I think we’re just going to be under continuing pressure to do better on how we do our farming.

“The days of rapid production of dairy I think are over, at least for the moment,” he said. 

“I think we’re getting to the point now where, particularly in the dairy sector, probably the best that can be done is to get to a steady state.”

He said it “remains to be seen” if the agriculture sector will sufficiently change and adapt to hit 2030 emissions reduction targets. 

“We’re going to have to judge by results,” Arnold said.

“If we don’t see the beginnings of a move downwards or an improvement working in the direction of targets, there is going to be a greater demand for more serious adjustment measures in farming. I think it’s as simple as that.”

Methane is emitted during the production and transport of fossil fuels and in agriculture through livestock like cattle and sheep. 

The most recent report from the Intergovernmental Panel on Climate Change (IPCC) outlined that rapid changes in emissions like methane can result in “rapid climate effects”. 

Reducing methane emissions can both reduce warming effects and adverse effects on air quality, IPCC documents outline

Challenges ahead 

John Spink, head of the crops, environment and land use programme at Teagasc, said cutting emissions is a “big challenge” for the agricultural sector.

“I think we have technologies under development or under testing that could go a long way towards that in terms of things like feed additives to reduce methane emissions from livestock,” Spink said, speaking to The Journal at the World Potato Congress in Dublin this week. 

“It’s relatively easy to say to change things in relation to energy, because you have one or two energy suppliers. It’s much harder to change things when you’ve got a very disparate industry.”

Farmers have always been good at responding to policy direction, according to editor of the Irish Farmers Journal Justin McCarthy.

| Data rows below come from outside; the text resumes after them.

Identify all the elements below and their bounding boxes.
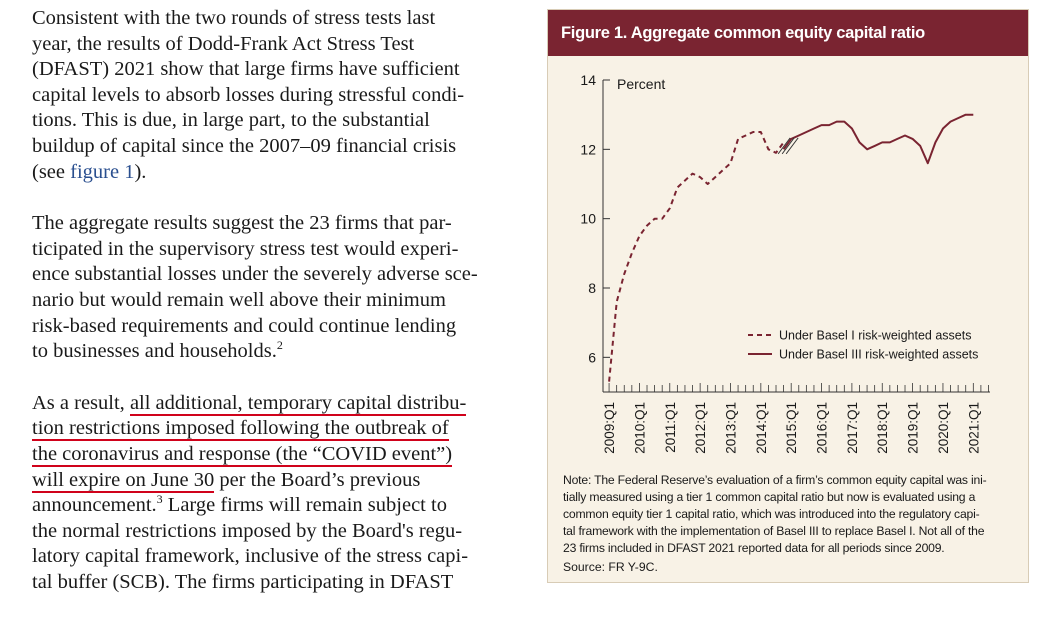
legend-label-basel-i: Under Basel I risk-weighted assets xyxy=(779,329,971,343)
text-fragment: per the Board’s previous xyxy=(214,468,421,491)
y-tick-label: 6 xyxy=(588,349,596,365)
underlined-text: all additional, temporary capital distri… xyxy=(129,391,467,416)
text-line: tion restrictions imposed following the … xyxy=(32,416,522,442)
note-line: tal framework with the implementation of… xyxy=(563,524,985,538)
x-tick-label: 2013:Q1 xyxy=(723,402,738,454)
text-line: buildup of capital since the 2007–09 fin… xyxy=(32,134,457,157)
x-tick-label: 2015:Q1 xyxy=(784,402,799,454)
series-break-mark xyxy=(781,137,795,155)
x-tick-label: 2020:Q1 xyxy=(936,402,951,454)
text-line: latory capital framework, inclusive of t… xyxy=(32,545,469,568)
figure-1-panel: Figure 1. Aggregate common equity capita… xyxy=(547,9,1029,583)
text-line: nario but would remain well above their … xyxy=(32,288,446,311)
x-tick-label: 2016:Q1 xyxy=(815,402,830,454)
text-line: (see figure 1). xyxy=(32,160,522,186)
text-line: Consistent with the two rounds of stress… xyxy=(32,7,436,29)
x-tick-label: 2009:Q1 xyxy=(602,402,617,454)
y-tick-label: 8 xyxy=(588,280,596,296)
text-fragment: Large firms will remain subject to xyxy=(162,494,447,517)
text-line: announcement.3 Large firms will remain s… xyxy=(32,493,522,519)
text-line: ticipated in the supervisory stress test… xyxy=(32,237,459,260)
x-tick-label: 2014:Q1 xyxy=(754,402,769,454)
note-line: Note: The Federal Reserve’s evaluation o… xyxy=(563,473,987,487)
text-line: The aggregate results suggest the 23 fir… xyxy=(32,212,452,235)
series-break-mark xyxy=(777,137,791,155)
text-line: the normal restrictions imposed by the B… xyxy=(32,519,463,542)
capital-ratio-chart: 6 8 10 12 14 Percent 2009:Q1 2010:Q1 2011:Q1 2012… xyxy=(580,72,990,454)
x-tick-label: 2018:Q1 xyxy=(875,402,890,454)
underlined-text: the coronavirus and response (the “COVID… xyxy=(32,442,453,467)
series-line-2 xyxy=(782,113,974,165)
text-line: (DFAST) 2021 show that large firms have … xyxy=(32,58,460,81)
figure-source: Source: FR Y-9C. xyxy=(563,560,658,574)
paragraph-1: Consistent with the two rounds of stress… xyxy=(32,6,522,185)
y-axis-label: Percent xyxy=(617,76,665,92)
text-line: to businesses and households.2 xyxy=(32,339,522,365)
text-line: As a result, all additional, temporary c… xyxy=(32,391,522,417)
text-line: the coronavirus and response (the “COVID… xyxy=(32,442,522,468)
note-line: 23 firms included in DFAST 2021 reported… xyxy=(563,541,945,555)
text-fragment: ). xyxy=(134,160,147,183)
figure-note: Note: The Federal Reserve’s evaluation o… xyxy=(563,472,1021,557)
x-tick-label: 2021:Q1 xyxy=(966,402,981,454)
x-tick-label: 2019:Q1 xyxy=(906,402,921,454)
x-tick-label: 2010:Q1 xyxy=(632,402,647,454)
note-line: common equity tier 1 capital ratio, whic… xyxy=(563,507,980,521)
text-line: ence substantial losses under the severe… xyxy=(32,263,478,286)
x-tick-label: 2017:Q1 xyxy=(845,402,860,454)
text-line: risk-based requirements and could contin… xyxy=(32,314,457,337)
x-tick-label: 2011:Q1 xyxy=(663,402,678,453)
underlined-text: tion restrictions imposed following the … xyxy=(32,417,449,442)
series-line-1 xyxy=(608,131,785,382)
body-text-column: Consistent with the two rounds of stress… xyxy=(32,6,522,621)
series-break-mark xyxy=(785,137,799,155)
text-line: tal buffer (SCB). The firms participatin… xyxy=(32,570,454,593)
y-tick-label: 14 xyxy=(580,72,596,88)
y-tick-label: 10 xyxy=(580,211,596,227)
text-line: year, the results of Dodd-Frank Act Stre… xyxy=(32,32,415,55)
note-line: tially measured using a tier 1 common ca… xyxy=(563,490,976,504)
footnote-3-link[interactable]: 3 xyxy=(156,492,163,507)
legend-label-basel-iii: Under Basel III risk-weighted assets xyxy=(779,348,978,362)
text-fragment: As a result, xyxy=(32,391,130,414)
figure-title: Figure 1. Aggregate common equity capita… xyxy=(548,10,1028,56)
footnote-2-link[interactable]: 2 xyxy=(276,338,283,353)
text-fragment: (see xyxy=(32,160,71,183)
text-line: tions. This is due, in large part, to th… xyxy=(32,109,430,132)
x-tick-label: 2012:Q1 xyxy=(693,402,708,454)
text-fragment: to businesses and households. xyxy=(32,340,277,363)
underlined-text: will expire on June 30 xyxy=(32,468,215,493)
y-tick-label: 12 xyxy=(580,141,596,157)
figure-1-link[interactable]: figure 1 xyxy=(70,160,135,183)
paragraph-3: As a result, all additional, temporary c… xyxy=(32,391,522,596)
paragraph-2: The aggregate results suggest the 23 fir… xyxy=(32,211,522,365)
text-fragment: announcement. xyxy=(32,494,157,517)
text-line: will expire on June 30 per the Board’s p… xyxy=(32,468,522,494)
text-line: capital levels to absorb losses during s… xyxy=(32,83,465,106)
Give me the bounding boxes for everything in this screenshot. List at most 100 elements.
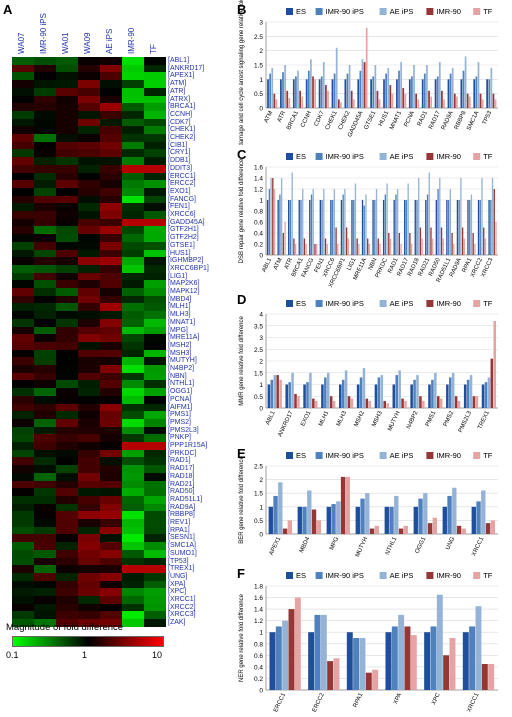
bar (458, 200, 460, 255)
bar (359, 638, 366, 690)
bar (291, 172, 293, 255)
heatmap-cell (34, 534, 56, 543)
heatmap-cell (100, 534, 122, 543)
heatmap-column-header: IMR-90 iPS (39, 13, 48, 54)
bar (358, 244, 360, 255)
bar (305, 244, 307, 255)
heatmap-cell (144, 264, 166, 273)
heatmap-cell (122, 126, 144, 135)
heatmap-cell (122, 365, 144, 373)
bar (452, 487, 457, 534)
legend-swatch (473, 153, 481, 160)
bar (273, 375, 276, 408)
y-axis-label: BER gene relative fold difference (239, 456, 245, 544)
heatmap-gene-label: [MNAT1] (168, 318, 196, 326)
heatmap-cell (144, 488, 166, 497)
bar (396, 79, 398, 108)
bar (434, 79, 437, 108)
bar (448, 377, 452, 408)
bar (424, 632, 431, 690)
heatmap-cell (34, 64, 56, 73)
heatmap-cell (144, 426, 166, 435)
heatmap-cell (56, 603, 78, 612)
bar (461, 528, 466, 534)
panel-label-a: A (3, 2, 13, 17)
bar (336, 501, 341, 534)
heatmap-cell (122, 241, 144, 250)
bar (297, 506, 302, 534)
heatmap-cell (100, 80, 122, 89)
heatmap-cell (12, 426, 34, 435)
bar (325, 85, 327, 108)
heatmap-cell (34, 549, 56, 558)
heatmap-cell (100, 341, 122, 350)
x-tick-label: SMC1A (466, 110, 480, 131)
bar (289, 200, 292, 255)
heatmap-cell (12, 288, 34, 296)
heatmap-cell (144, 295, 166, 304)
heatmap-cell (78, 395, 100, 404)
heatmap-cell (34, 57, 56, 65)
chart-b-dna-damage: ES IMR-90 iPS AE iPS IMR-90 TF 0 0.5 1 1.5 2 2.5 3 D… (239, 0, 498, 145)
bar (374, 384, 378, 408)
heatmap-cell (122, 526, 144, 535)
bar (395, 375, 398, 408)
heatmap-cell (122, 380, 144, 389)
heatmap-gene-label: [PMS1] (168, 411, 191, 419)
heatmap-cell (100, 180, 122, 189)
legend-swatch (286, 153, 293, 160)
heatmap-cell (100, 149, 122, 158)
heatmap-gene-label: [BRCA1] (168, 103, 196, 111)
bar (365, 672, 372, 690)
y-tick-label: 1.5 (254, 63, 263, 70)
heatmap-gene-label: [SMC1A] (168, 542, 197, 550)
x-tick-label: ANKRD17 (277, 410, 294, 438)
bar (468, 96, 471, 108)
bar (441, 90, 443, 108)
heatmap-gene-label: [DDB1] (168, 157, 191, 165)
heatmap-gene-label: [MSH2] (168, 341, 192, 349)
bar (430, 96, 432, 108)
bar (310, 59, 312, 108)
bar (348, 65, 351, 108)
bar (279, 379, 282, 408)
heatmap-gene-label: [IGHMBP2] (168, 257, 204, 265)
heatmap-cell (100, 411, 122, 420)
legend-label: TF (483, 571, 493, 580)
heatmap-gene-label: [AIFM1] (168, 403, 193, 411)
heatmap-cell (34, 180, 56, 189)
bar (493, 321, 496, 408)
bar (383, 400, 386, 408)
heatmap-cell (122, 203, 144, 212)
heatmap-cell (100, 87, 122, 96)
heatmap-cell (12, 141, 34, 150)
bar (375, 189, 378, 255)
bar (449, 73, 452, 108)
heatmap-gene-label: [RAD9A] (168, 503, 196, 511)
legend-label: ES (296, 7, 306, 16)
heatmap-gene-label: [MBD4] (168, 295, 192, 303)
heatmap-cell (34, 619, 56, 628)
bar (460, 178, 462, 255)
bar (462, 632, 469, 690)
bar (356, 384, 360, 408)
heatmap-cell (12, 449, 34, 458)
heatmap-cell (56, 542, 78, 551)
bar (351, 200, 353, 255)
bar (346, 73, 349, 108)
y-tick-label: 0.5 (254, 394, 263, 401)
bar (345, 227, 348, 255)
heatmap-cell (12, 234, 34, 243)
bar (485, 523, 491, 534)
panel-label-e: E (237, 446, 246, 461)
heatmap-cell (144, 187, 166, 196)
heatmap-gene-label: [PNKP] (168, 434, 191, 442)
legend-label: IMR-90 (436, 571, 461, 580)
heatmap-cell (100, 380, 122, 389)
heatmap-cell (100, 357, 122, 366)
heatmap-cell (100, 318, 122, 327)
bar (345, 476, 350, 534)
heatmap-gene-label: [FANCG] (168, 195, 197, 203)
bar (335, 227, 337, 255)
bar (321, 200, 323, 255)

“I’m not here to try and say that we don’t need to reduce the environmental footprint of food production, but we need a just transition,” he said earlier this week on RTÉ radio’s Today with Claire Byrne

“And we need to be real on the impact of this on the 135,000 farm families across rural Ireland.” 

Also speaking on this programme, Director of Friends of the Earth Ireland Oisín Coghlan said years of inaction on climate change has put all sectors in a difficult position. 

“We’re now trying to do in 10 years what we could have spent 10, 20 or 30 years doing,” he said.

“There’s no point pretending otherwise – this is going to be disruptive.

We’ve left it so long that the choice is not now between total smoothness and a bit of disruption. It’s between disruption now to make the changes we need, or destruction later on from climate change.